Mais pourquoi alors, les députés, ministres et autres élus. pourraient-ils continuer de porter un turban? Ne rendent-ils pas un service public? 

«ÉTABLIR UNE POLITIQUE DE MISE EN ŒUVRE POUR LES ORGANISMES DE L’ÉTAT»


Tout un chantier! Cela touche aussi les lois qui régissent les entreprises et employeurs (définir les accommodements acceptables, les congés, etc.). L'État n'est même pas en mesure actuellement de savoir reconnaître une religion philosophique avec rite initiatique qui procède par une approche par nombreux degrés ou étapes (ex. via les techniques de méditation, premier niveau plus difficilement identifiable comme une technique hindoue ou bouddhiste, par exemple, mais clairement spirituel et aux frais de l'État). Des pratiques semblables ont cours dans nos écoles publiques, dans les environnements de travail des fonctionnaires, sous prétexte de la "santé". Le milieu de la psychiatrie et de la psychologie en sont remplis. Considérez par exemple les commanditaires de magazines de psychologie et de mode de vie.
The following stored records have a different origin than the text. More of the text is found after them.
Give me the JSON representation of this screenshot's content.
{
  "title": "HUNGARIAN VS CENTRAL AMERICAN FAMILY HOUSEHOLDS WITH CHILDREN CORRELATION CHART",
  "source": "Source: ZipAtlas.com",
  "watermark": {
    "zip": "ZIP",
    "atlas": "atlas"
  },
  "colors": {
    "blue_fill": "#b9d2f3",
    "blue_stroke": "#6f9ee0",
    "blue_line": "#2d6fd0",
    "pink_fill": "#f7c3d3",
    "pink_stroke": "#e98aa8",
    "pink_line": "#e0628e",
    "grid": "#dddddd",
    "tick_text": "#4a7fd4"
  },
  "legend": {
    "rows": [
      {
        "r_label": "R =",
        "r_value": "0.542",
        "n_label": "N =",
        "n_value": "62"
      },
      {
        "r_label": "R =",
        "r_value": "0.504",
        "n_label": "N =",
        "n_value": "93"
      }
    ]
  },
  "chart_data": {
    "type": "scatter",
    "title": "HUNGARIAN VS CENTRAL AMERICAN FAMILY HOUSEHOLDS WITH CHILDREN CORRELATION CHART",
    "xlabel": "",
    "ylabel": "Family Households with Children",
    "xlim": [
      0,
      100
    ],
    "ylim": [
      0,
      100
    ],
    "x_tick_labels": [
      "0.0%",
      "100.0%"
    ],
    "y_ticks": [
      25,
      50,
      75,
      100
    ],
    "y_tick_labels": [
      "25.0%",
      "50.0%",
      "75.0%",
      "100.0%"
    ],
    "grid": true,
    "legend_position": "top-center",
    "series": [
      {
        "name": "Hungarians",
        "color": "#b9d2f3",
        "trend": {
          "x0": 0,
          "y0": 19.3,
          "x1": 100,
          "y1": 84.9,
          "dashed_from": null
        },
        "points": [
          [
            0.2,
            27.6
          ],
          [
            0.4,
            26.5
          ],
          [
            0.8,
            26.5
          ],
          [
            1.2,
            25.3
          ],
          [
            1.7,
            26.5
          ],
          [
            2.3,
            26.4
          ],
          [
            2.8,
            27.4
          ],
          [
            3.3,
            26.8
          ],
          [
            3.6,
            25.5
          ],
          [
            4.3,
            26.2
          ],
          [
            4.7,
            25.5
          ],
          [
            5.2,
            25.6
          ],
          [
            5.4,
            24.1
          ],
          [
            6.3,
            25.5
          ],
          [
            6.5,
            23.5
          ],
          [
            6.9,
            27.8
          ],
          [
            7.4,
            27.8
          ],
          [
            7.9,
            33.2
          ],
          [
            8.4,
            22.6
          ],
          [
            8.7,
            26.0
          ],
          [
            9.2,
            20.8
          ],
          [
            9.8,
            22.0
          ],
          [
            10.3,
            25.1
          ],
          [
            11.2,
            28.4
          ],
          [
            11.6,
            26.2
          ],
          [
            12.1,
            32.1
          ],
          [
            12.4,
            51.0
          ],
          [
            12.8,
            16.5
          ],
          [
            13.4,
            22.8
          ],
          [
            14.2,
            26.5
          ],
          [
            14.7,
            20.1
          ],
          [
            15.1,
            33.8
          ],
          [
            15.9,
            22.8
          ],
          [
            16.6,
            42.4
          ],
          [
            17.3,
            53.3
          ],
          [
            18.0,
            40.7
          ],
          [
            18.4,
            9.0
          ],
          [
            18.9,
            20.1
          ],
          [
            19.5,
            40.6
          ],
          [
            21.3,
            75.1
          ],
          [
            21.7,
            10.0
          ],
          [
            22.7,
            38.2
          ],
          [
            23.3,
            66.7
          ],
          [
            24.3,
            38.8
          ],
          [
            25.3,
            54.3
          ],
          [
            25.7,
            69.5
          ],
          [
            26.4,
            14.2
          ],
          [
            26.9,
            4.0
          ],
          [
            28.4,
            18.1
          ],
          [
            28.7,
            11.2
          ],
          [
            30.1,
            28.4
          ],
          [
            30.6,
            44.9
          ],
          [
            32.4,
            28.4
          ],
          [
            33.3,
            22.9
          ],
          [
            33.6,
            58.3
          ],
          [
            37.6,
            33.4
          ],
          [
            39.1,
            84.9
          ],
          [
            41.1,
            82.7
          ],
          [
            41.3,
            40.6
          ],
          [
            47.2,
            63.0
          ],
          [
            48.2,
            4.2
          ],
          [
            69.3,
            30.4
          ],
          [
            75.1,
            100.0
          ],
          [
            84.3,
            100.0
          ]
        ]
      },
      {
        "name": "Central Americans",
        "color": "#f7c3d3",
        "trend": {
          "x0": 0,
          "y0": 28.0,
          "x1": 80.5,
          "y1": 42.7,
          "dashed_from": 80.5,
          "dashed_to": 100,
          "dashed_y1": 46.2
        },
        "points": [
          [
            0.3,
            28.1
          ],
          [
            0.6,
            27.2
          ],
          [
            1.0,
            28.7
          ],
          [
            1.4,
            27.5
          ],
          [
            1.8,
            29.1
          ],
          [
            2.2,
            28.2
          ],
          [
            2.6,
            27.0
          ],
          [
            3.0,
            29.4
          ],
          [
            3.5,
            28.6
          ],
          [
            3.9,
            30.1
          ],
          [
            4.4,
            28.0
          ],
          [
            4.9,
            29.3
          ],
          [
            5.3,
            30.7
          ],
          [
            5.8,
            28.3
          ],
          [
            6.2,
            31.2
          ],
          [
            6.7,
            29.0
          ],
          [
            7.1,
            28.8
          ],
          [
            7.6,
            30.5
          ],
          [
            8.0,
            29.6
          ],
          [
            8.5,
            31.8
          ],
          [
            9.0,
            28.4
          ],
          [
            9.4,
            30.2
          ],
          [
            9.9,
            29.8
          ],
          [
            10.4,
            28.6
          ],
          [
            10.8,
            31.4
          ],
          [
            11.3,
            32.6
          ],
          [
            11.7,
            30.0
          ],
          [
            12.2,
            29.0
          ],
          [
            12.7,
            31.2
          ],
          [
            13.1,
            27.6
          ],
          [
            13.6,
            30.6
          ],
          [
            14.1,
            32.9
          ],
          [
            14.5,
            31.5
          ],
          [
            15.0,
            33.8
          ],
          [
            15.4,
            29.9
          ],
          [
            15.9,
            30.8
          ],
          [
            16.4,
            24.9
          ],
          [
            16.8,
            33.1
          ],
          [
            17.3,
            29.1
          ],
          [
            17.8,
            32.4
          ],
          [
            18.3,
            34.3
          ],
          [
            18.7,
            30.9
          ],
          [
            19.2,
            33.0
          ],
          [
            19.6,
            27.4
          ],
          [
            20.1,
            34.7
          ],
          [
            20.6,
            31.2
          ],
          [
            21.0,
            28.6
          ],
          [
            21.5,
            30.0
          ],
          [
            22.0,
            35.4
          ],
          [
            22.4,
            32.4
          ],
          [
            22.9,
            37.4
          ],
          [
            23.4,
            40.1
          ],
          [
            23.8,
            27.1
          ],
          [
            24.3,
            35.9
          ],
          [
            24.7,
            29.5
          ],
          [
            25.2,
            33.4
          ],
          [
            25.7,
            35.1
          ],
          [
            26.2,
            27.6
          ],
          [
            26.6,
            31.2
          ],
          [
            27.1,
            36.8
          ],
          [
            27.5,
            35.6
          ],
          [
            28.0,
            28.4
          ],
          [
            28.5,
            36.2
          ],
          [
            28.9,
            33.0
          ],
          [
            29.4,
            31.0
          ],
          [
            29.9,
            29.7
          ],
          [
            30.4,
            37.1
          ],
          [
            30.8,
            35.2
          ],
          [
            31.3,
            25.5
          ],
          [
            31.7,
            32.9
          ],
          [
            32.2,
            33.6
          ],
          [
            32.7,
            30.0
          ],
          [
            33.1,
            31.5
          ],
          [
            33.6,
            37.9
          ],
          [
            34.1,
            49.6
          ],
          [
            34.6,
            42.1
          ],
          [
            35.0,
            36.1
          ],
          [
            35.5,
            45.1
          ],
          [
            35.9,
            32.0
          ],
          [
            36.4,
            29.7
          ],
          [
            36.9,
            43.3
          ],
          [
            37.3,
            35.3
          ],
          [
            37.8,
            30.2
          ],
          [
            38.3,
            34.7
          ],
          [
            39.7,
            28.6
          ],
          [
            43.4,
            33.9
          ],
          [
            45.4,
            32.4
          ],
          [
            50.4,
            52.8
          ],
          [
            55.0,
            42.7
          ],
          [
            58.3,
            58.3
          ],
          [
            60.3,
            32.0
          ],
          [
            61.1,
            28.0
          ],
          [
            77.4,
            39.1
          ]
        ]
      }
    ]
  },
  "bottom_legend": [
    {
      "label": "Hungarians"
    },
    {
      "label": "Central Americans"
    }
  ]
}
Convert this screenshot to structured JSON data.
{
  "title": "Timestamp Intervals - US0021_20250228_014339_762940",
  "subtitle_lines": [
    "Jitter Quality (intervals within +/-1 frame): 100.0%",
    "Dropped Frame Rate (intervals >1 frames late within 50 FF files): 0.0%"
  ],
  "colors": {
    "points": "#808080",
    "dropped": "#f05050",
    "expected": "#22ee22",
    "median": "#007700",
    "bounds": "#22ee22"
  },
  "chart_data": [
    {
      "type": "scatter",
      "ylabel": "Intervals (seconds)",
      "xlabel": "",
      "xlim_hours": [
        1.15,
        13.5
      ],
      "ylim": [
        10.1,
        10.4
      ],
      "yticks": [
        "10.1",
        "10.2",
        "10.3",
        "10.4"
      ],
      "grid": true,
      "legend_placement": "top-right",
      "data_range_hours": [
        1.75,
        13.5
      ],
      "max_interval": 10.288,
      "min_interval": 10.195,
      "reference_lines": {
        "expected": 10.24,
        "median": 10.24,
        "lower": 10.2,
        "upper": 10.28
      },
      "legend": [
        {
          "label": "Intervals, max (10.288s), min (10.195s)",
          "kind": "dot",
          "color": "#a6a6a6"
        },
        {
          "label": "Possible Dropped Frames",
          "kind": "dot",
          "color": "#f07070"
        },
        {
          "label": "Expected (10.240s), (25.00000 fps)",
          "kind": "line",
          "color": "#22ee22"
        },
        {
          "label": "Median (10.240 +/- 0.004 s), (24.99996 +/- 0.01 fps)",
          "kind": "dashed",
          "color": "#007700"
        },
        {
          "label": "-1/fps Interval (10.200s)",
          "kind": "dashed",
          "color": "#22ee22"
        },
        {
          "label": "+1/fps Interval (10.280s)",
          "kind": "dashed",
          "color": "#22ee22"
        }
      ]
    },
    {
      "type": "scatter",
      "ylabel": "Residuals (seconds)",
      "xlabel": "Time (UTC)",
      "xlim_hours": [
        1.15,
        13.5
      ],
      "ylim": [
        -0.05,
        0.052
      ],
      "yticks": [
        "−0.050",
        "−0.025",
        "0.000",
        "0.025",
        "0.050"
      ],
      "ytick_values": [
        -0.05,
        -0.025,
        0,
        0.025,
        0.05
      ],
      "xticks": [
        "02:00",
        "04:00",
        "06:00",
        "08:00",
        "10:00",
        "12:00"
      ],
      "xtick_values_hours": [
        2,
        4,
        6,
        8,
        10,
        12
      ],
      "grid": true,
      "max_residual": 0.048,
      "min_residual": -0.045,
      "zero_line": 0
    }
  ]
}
Aussi, un chrétien ne pourrait pas porter un chandail avec l'imprimé d'une croix à l'endroit et un texte comme «Il l'a fait pour toi», mais un antichrétien ou même un sataniste avoué ou fictif (fan de rock) pourraient arborer un T-shirt la croix à l'envers (tête en bas) avec un message offensant pour les chrétiens qui le comprennent ou décodent. Et comme disait Lise Ravary, chroniqueuse au Journal de Montréal et invitée à certaines antennes (radios): comment fera-t-on la différence entre la barbe du gars qui la porte pour l'esthétique et la barbe portée comme signe religieux de l'activiste islamiste du Pakistan ou de l'Afghanistan?

Bref,

Non, à ce stade, la Charte des valeurs OU de la laïcité ou du laïcisme (on ne sait pas)? (1) n'a pas fait la preuve de sa nécessité et le fait que certains comprennent l'exercice comme un début modeste, a de quoi inquiéter. Surtout que le gouvernement, minoritaire ayant besoin de l'opposition pour adopter l'éventuelle loi, se sait les mains liées et doit faire un pacte avec des adversaires politiques. Par exemple, protéger les enfants (mots du ministre parrainant le projet) pourrait aller aussi loin dans une future phase 2 (étape 2)  ou une phase 3, que le fait d'interdire la transmission de la foi entre les parents et leurs enfants avant l'âge de 16 ans. Le plus important et risqué, c'est le tripotage de la charte des droits par d'habiles juristes avec des idéologies et philosophies bien à eux, cette élite qui survit aux élections, et qui prévoirait les phases 2 et 3 pouvant aller jusqu'à la gestion de la religion et des croyances par l'État et le non-accès des croyants de religions ciblées, à des professions libérales. Pour être franc, c'est non pour moi. Je ne prévois pas marier le projet qui a partiellement retiré son voile pour ne laisser voir que les yeux et le nez de la charte en chaleur. J'aurais peur de me réveiller avec un petit bout manquant, dans l'état actuel de la connaissance de la prétendante...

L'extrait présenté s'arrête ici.